Plus de 150.000 Américains sont décédés des suites de décès et de suicides causés par l’alcool et les drogues en 2017, la dernière année des chiffres complets du Centre pour le contrôle et la prévention des maladies (CDC). C’est plus de deux fois plus qu’en 1999 et le nombre le plus élevé depuis le début de la tenue de documents cette année-là.

Cette montée en flèche du taux de «décès par désespoir» — qui comprend un nombre record de décès par surdose d’opioïdes — est emblématique d’une société malade au sens propre comme au sens figuré. L’espérance de vie aux États-Unis, baromètre de la santé d’une société, est en baisse depuis trois ans.

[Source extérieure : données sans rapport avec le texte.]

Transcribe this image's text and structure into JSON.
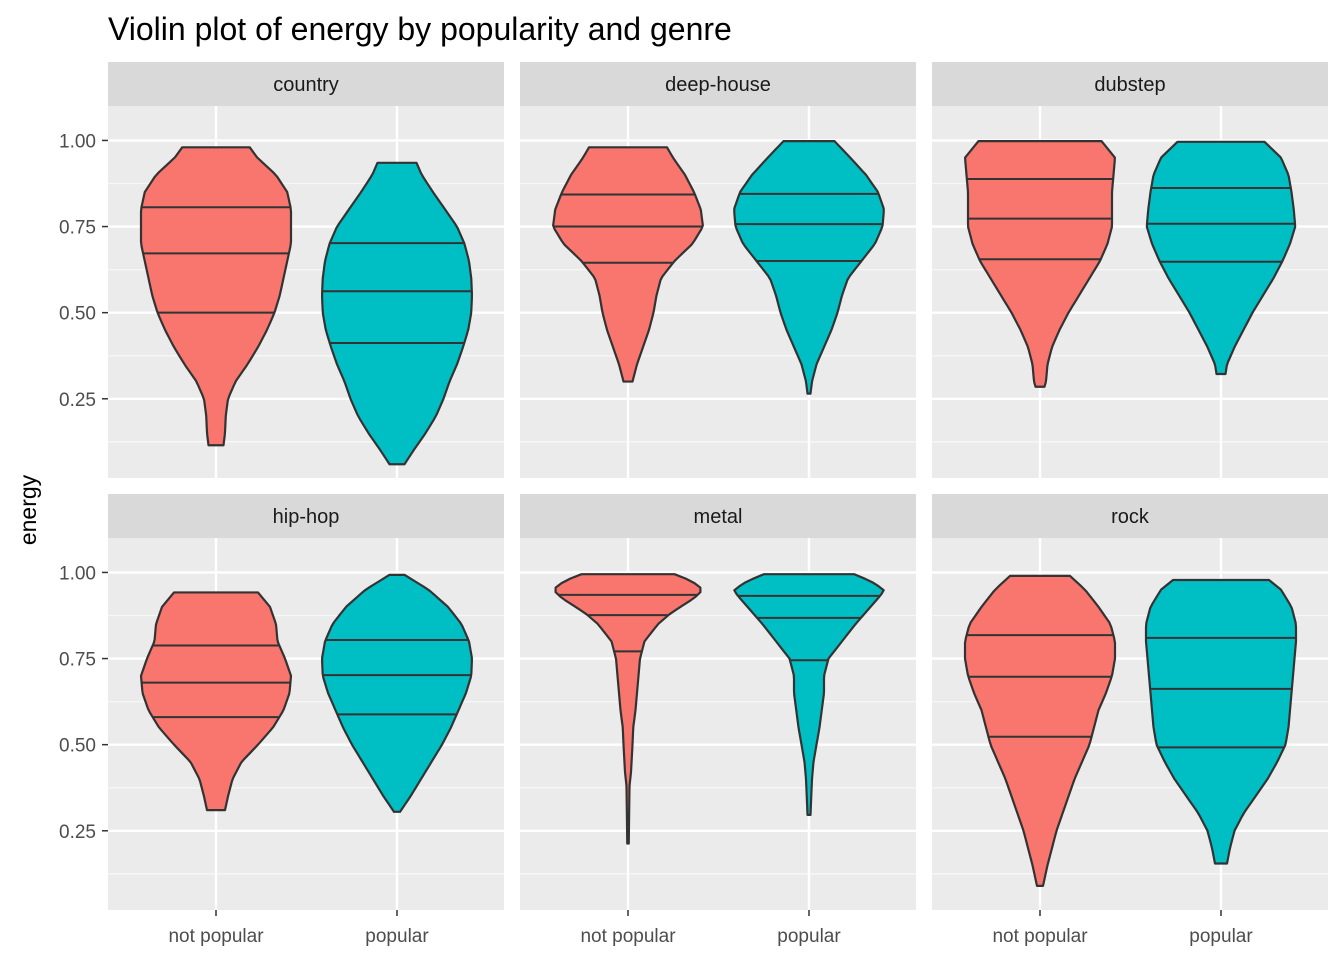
{
  "chart_data": {
    "type": "violin",
    "title": "Violin plot of energy by popularity and genre",
    "xlabel": "",
    "ylabel": "energy",
    "ylim": [
      0.02,
      1.1
    ],
    "yticks": [
      0.25,
      0.5,
      0.75,
      1.0
    ],
    "ytick_labels": [
      "0.25",
      "0.50",
      "0.75",
      "1.00"
    ],
    "categories": [
      "not popular",
      "popular"
    ],
    "fill_colors": {
      "not popular": "#F8766D",
      "popular": "#00BFC4"
    },
    "grid": true,
    "legend": "none",
    "facets": [
      {
        "genre": "country",
        "violins": [
          {
            "category": "not popular",
            "min": 0.115,
            "max": 0.98,
            "quantiles": [
              0.5,
              0.672,
              0.806
            ],
            "profile": [
              [
                0.115,
                0.1
              ],
              [
                0.15,
                0.12
              ],
              [
                0.2,
                0.13
              ],
              [
                0.25,
                0.16
              ],
              [
                0.3,
                0.26
              ],
              [
                0.35,
                0.42
              ],
              [
                0.4,
                0.56
              ],
              [
                0.45,
                0.68
              ],
              [
                0.5,
                0.78
              ],
              [
                0.55,
                0.85
              ],
              [
                0.6,
                0.9
              ],
              [
                0.65,
                0.95
              ],
              [
                0.7,
                1.0
              ],
              [
                0.75,
                1.0
              ],
              [
                0.8,
                1.0
              ],
              [
                0.85,
                0.95
              ],
              [
                0.9,
                0.8
              ],
              [
                0.95,
                0.55
              ],
              [
                0.98,
                0.45
              ]
            ]
          },
          {
            "category": "popular",
            "min": 0.06,
            "max": 0.935,
            "quantiles": [
              0.412,
              0.562,
              0.702
            ],
            "profile": [
              [
                0.06,
                0.1
              ],
              [
                0.1,
                0.22
              ],
              [
                0.15,
                0.38
              ],
              [
                0.2,
                0.52
              ],
              [
                0.25,
                0.62
              ],
              [
                0.3,
                0.7
              ],
              [
                0.35,
                0.8
              ],
              [
                0.4,
                0.88
              ],
              [
                0.45,
                0.95
              ],
              [
                0.5,
                0.99
              ],
              [
                0.55,
                1.0
              ],
              [
                0.6,
                0.99
              ],
              [
                0.65,
                0.96
              ],
              [
                0.7,
                0.9
              ],
              [
                0.75,
                0.8
              ],
              [
                0.8,
                0.64
              ],
              [
                0.85,
                0.48
              ],
              [
                0.9,
                0.33
              ],
              [
                0.935,
                0.26
              ]
            ]
          }
        ]
      },
      {
        "genre": "deep-house",
        "violins": [
          {
            "category": "not popular",
            "min": 0.3,
            "max": 0.98,
            "quantiles": [
              0.645,
              0.75,
              0.843
            ],
            "profile": [
              [
                0.3,
                0.06
              ],
              [
                0.35,
                0.12
              ],
              [
                0.4,
                0.2
              ],
              [
                0.45,
                0.28
              ],
              [
                0.5,
                0.34
              ],
              [
                0.55,
                0.38
              ],
              [
                0.6,
                0.44
              ],
              [
                0.65,
                0.62
              ],
              [
                0.7,
                0.86
              ],
              [
                0.75,
                1.0
              ],
              [
                0.8,
                0.97
              ],
              [
                0.85,
                0.88
              ],
              [
                0.9,
                0.76
              ],
              [
                0.95,
                0.6
              ],
              [
                0.98,
                0.52
              ]
            ]
          },
          {
            "category": "popular",
            "min": 0.265,
            "max": 0.998,
            "quantiles": [
              0.65,
              0.757,
              0.845
            ],
            "profile": [
              [
                0.265,
                0.02
              ],
              [
                0.3,
                0.04
              ],
              [
                0.35,
                0.1
              ],
              [
                0.4,
                0.2
              ],
              [
                0.45,
                0.3
              ],
              [
                0.5,
                0.38
              ],
              [
                0.55,
                0.44
              ],
              [
                0.6,
                0.52
              ],
              [
                0.65,
                0.7
              ],
              [
                0.7,
                0.88
              ],
              [
                0.75,
                0.98
              ],
              [
                0.8,
                1.0
              ],
              [
                0.85,
                0.92
              ],
              [
                0.9,
                0.76
              ],
              [
                0.95,
                0.55
              ],
              [
                0.998,
                0.34
              ]
            ]
          }
        ]
      },
      {
        "genre": "dubstep",
        "violins": [
          {
            "category": "not popular",
            "min": 0.285,
            "max": 0.998,
            "quantiles": [
              0.655,
              0.773,
              0.888
            ],
            "profile": [
              [
                0.285,
                0.06
              ],
              [
                0.3,
                0.08
              ],
              [
                0.35,
                0.1
              ],
              [
                0.4,
                0.16
              ],
              [
                0.45,
                0.26
              ],
              [
                0.5,
                0.38
              ],
              [
                0.55,
                0.52
              ],
              [
                0.6,
                0.66
              ],
              [
                0.65,
                0.8
              ],
              [
                0.7,
                0.9
              ],
              [
                0.75,
                0.96
              ],
              [
                0.8,
                0.96
              ],
              [
                0.85,
                0.96
              ],
              [
                0.9,
                0.98
              ],
              [
                0.95,
                1.0
              ],
              [
                0.998,
                0.82
              ]
            ]
          },
          {
            "category": "popular",
            "min": 0.322,
            "max": 0.996,
            "quantiles": [
              0.648,
              0.758,
              0.862
            ],
            "profile": [
              [
                0.322,
                0.06
              ],
              [
                0.35,
                0.08
              ],
              [
                0.4,
                0.18
              ],
              [
                0.45,
                0.3
              ],
              [
                0.5,
                0.42
              ],
              [
                0.55,
                0.56
              ],
              [
                0.6,
                0.7
              ],
              [
                0.65,
                0.82
              ],
              [
                0.7,
                0.92
              ],
              [
                0.75,
                0.99
              ],
              [
                0.8,
                0.97
              ],
              [
                0.85,
                0.94
              ],
              [
                0.9,
                0.9
              ],
              [
                0.95,
                0.8
              ],
              [
                0.996,
                0.58
              ]
            ]
          }
        ]
      },
      {
        "genre": "hip-hop",
        "violins": [
          {
            "category": "not popular",
            "min": 0.31,
            "max": 0.942,
            "quantiles": [
              0.58,
              0.68,
              0.788
            ],
            "profile": [
              [
                0.31,
                0.12
              ],
              [
                0.35,
                0.16
              ],
              [
                0.4,
                0.22
              ],
              [
                0.45,
                0.34
              ],
              [
                0.5,
                0.56
              ],
              [
                0.55,
                0.76
              ],
              [
                0.6,
                0.9
              ],
              [
                0.65,
                0.98
              ],
              [
                0.7,
                1.0
              ],
              [
                0.75,
                0.92
              ],
              [
                0.8,
                0.82
              ],
              [
                0.85,
                0.8
              ],
              [
                0.9,
                0.72
              ],
              [
                0.942,
                0.56
              ]
            ]
          },
          {
            "category": "popular",
            "min": 0.305,
            "max": 0.993,
            "quantiles": [
              0.588,
              0.702,
              0.804
            ],
            "profile": [
              [
                0.305,
                0.04
              ],
              [
                0.35,
                0.18
              ],
              [
                0.4,
                0.32
              ],
              [
                0.45,
                0.46
              ],
              [
                0.5,
                0.6
              ],
              [
                0.55,
                0.72
              ],
              [
                0.6,
                0.82
              ],
              [
                0.65,
                0.92
              ],
              [
                0.7,
                0.99
              ],
              [
                0.75,
                1.0
              ],
              [
                0.8,
                0.96
              ],
              [
                0.85,
                0.86
              ],
              [
                0.9,
                0.68
              ],
              [
                0.95,
                0.42
              ],
              [
                0.993,
                0.1
              ]
            ]
          }
        ]
      },
      {
        "genre": "metal",
        "violins": [
          {
            "category": "not popular",
            "min": 0.213,
            "max": 0.995,
            "quantiles": [
              0.771,
              0.876,
              0.935
            ],
            "profile": [
              [
                0.213,
                0.01
              ],
              [
                0.3,
                0.015
              ],
              [
                0.38,
                0.02
              ],
              [
                0.42,
                0.04
              ],
              [
                0.5,
                0.06
              ],
              [
                0.55,
                0.07
              ],
              [
                0.6,
                0.1
              ],
              [
                0.65,
                0.12
              ],
              [
                0.7,
                0.14
              ],
              [
                0.75,
                0.16
              ],
              [
                0.8,
                0.22
              ],
              [
                0.85,
                0.4
              ],
              [
                0.88,
                0.56
              ],
              [
                0.9,
                0.7
              ],
              [
                0.925,
                0.88
              ],
              [
                0.95,
                1.0
              ],
              [
                0.975,
                0.85
              ],
              [
                0.995,
                0.62
              ]
            ]
          },
          {
            "category": "popular",
            "min": 0.296,
            "max": 0.995,
            "quantiles": [
              0.745,
              0.868,
              0.932
            ],
            "profile": [
              [
                0.296,
                0.02
              ],
              [
                0.35,
                0.03
              ],
              [
                0.4,
                0.04
              ],
              [
                0.45,
                0.06
              ],
              [
                0.5,
                0.1
              ],
              [
                0.55,
                0.14
              ],
              [
                0.6,
                0.17
              ],
              [
                0.65,
                0.2
              ],
              [
                0.7,
                0.2
              ],
              [
                0.75,
                0.26
              ],
              [
                0.8,
                0.44
              ],
              [
                0.85,
                0.62
              ],
              [
                0.9,
                0.82
              ],
              [
                0.935,
                0.96
              ],
              [
                0.95,
                1.0
              ],
              [
                0.975,
                0.82
              ],
              [
                0.995,
                0.6
              ]
            ]
          }
        ]
      },
      {
        "genre": "rock",
        "violins": [
          {
            "category": "not popular",
            "min": 0.09,
            "max": 0.99,
            "quantiles": [
              0.523,
              0.697,
              0.818
            ],
            "profile": [
              [
                0.09,
                0.04
              ],
              [
                0.15,
                0.1
              ],
              [
                0.2,
                0.16
              ],
              [
                0.25,
                0.22
              ],
              [
                0.3,
                0.3
              ],
              [
                0.35,
                0.38
              ],
              [
                0.4,
                0.46
              ],
              [
                0.45,
                0.56
              ],
              [
                0.5,
                0.66
              ],
              [
                0.55,
                0.72
              ],
              [
                0.6,
                0.78
              ],
              [
                0.65,
                0.88
              ],
              [
                0.7,
                0.96
              ],
              [
                0.75,
                1.0
              ],
              [
                0.8,
                1.0
              ],
              [
                0.85,
                0.94
              ],
              [
                0.9,
                0.78
              ],
              [
                0.95,
                0.6
              ],
              [
                0.99,
                0.4
              ]
            ]
          },
          {
            "category": "popular",
            "min": 0.155,
            "max": 0.978,
            "quantiles": [
              0.492,
              0.662,
              0.81
            ],
            "profile": [
              [
                0.155,
                0.08
              ],
              [
                0.2,
                0.12
              ],
              [
                0.25,
                0.18
              ],
              [
                0.3,
                0.3
              ],
              [
                0.35,
                0.46
              ],
              [
                0.4,
                0.62
              ],
              [
                0.45,
                0.75
              ],
              [
                0.5,
                0.86
              ],
              [
                0.55,
                0.9
              ],
              [
                0.6,
                0.92
              ],
              [
                0.65,
                0.94
              ],
              [
                0.7,
                0.96
              ],
              [
                0.75,
                0.98
              ],
              [
                0.8,
                1.0
              ],
              [
                0.85,
                1.0
              ],
              [
                0.9,
                0.94
              ],
              [
                0.95,
                0.8
              ],
              [
                0.978,
                0.64
              ]
            ]
          }
        ]
      }
    ]
  }
}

Comme la grande majorité des professionnels de la santé, les infirmiers se lancent au domaine des soins avec le désir de faire une différence positive dans la santé et la vie de leurs patients. La hausse tragique des suicides des infirmiers est le résultat de l’intersection de la vie et du travail de cette main-d’œuvre avec la brutalité du système capitaliste. Le système actuel valorise le profit avant les progrès de la science médicale, le développement de médicaments pour combattre les maladies et la santé de la population.

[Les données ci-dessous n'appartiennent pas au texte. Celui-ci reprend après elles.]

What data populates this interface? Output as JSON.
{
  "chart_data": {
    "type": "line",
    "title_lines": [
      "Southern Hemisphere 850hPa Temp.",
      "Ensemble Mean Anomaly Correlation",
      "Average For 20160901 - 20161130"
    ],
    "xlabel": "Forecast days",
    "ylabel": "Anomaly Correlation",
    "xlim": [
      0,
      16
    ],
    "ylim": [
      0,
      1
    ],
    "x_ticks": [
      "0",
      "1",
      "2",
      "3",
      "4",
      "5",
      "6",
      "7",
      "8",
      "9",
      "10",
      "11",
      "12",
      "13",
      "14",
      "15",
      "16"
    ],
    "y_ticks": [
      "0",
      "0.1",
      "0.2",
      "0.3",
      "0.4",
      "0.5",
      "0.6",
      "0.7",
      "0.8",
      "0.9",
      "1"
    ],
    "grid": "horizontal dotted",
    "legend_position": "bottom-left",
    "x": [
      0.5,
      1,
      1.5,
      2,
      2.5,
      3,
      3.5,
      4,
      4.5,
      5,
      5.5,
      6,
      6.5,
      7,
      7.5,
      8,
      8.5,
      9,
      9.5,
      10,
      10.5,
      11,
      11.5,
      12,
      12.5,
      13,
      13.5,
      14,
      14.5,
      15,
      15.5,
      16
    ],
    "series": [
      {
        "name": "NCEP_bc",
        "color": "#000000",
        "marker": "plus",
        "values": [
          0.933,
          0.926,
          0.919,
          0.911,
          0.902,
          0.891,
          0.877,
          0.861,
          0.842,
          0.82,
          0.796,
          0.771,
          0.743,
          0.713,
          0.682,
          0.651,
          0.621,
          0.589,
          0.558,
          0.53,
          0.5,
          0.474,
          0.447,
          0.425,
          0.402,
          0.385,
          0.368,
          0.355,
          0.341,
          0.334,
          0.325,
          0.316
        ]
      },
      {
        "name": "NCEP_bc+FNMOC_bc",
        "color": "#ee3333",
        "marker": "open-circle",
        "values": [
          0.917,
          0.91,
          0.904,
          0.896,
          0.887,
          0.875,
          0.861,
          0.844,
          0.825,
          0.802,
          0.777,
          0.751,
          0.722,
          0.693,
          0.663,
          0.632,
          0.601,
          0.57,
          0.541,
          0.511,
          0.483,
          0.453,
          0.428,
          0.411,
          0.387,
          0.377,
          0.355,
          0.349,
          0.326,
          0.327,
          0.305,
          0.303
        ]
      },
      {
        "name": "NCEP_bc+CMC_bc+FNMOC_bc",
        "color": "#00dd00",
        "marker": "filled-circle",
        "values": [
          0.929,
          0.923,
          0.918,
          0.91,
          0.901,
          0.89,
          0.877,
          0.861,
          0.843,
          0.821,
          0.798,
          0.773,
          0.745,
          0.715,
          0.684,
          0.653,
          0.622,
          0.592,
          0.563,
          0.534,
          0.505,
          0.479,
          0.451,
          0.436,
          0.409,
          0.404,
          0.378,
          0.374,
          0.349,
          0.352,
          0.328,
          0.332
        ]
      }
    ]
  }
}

Les soins de santé socialisés ne seront pas réalisés grâce aux politiques des Démocrates comme Bernie Sanders, qui promettent la lune. Mais ils n’ont nullement l’intention de mettre fin au système capitaliste et d’exproprier les chaînes géantes de soins de santé, l’assurance maladie et les industries pharmaceutiques.

L’épidémie de suicides d’infirmières souligne le besoin urgent de travailleurs de la santé — et de la population dans son ensemble — pour lutter en faveur d’une solution socialiste à la crise de la santé en Amérique. L’administration des soins de santé doit être retirée des mains de l’oligarchie qui profite du rationnement des soins et de l’exploitation du personnel de santé, dans le cadre de la transformation socialiste de la société.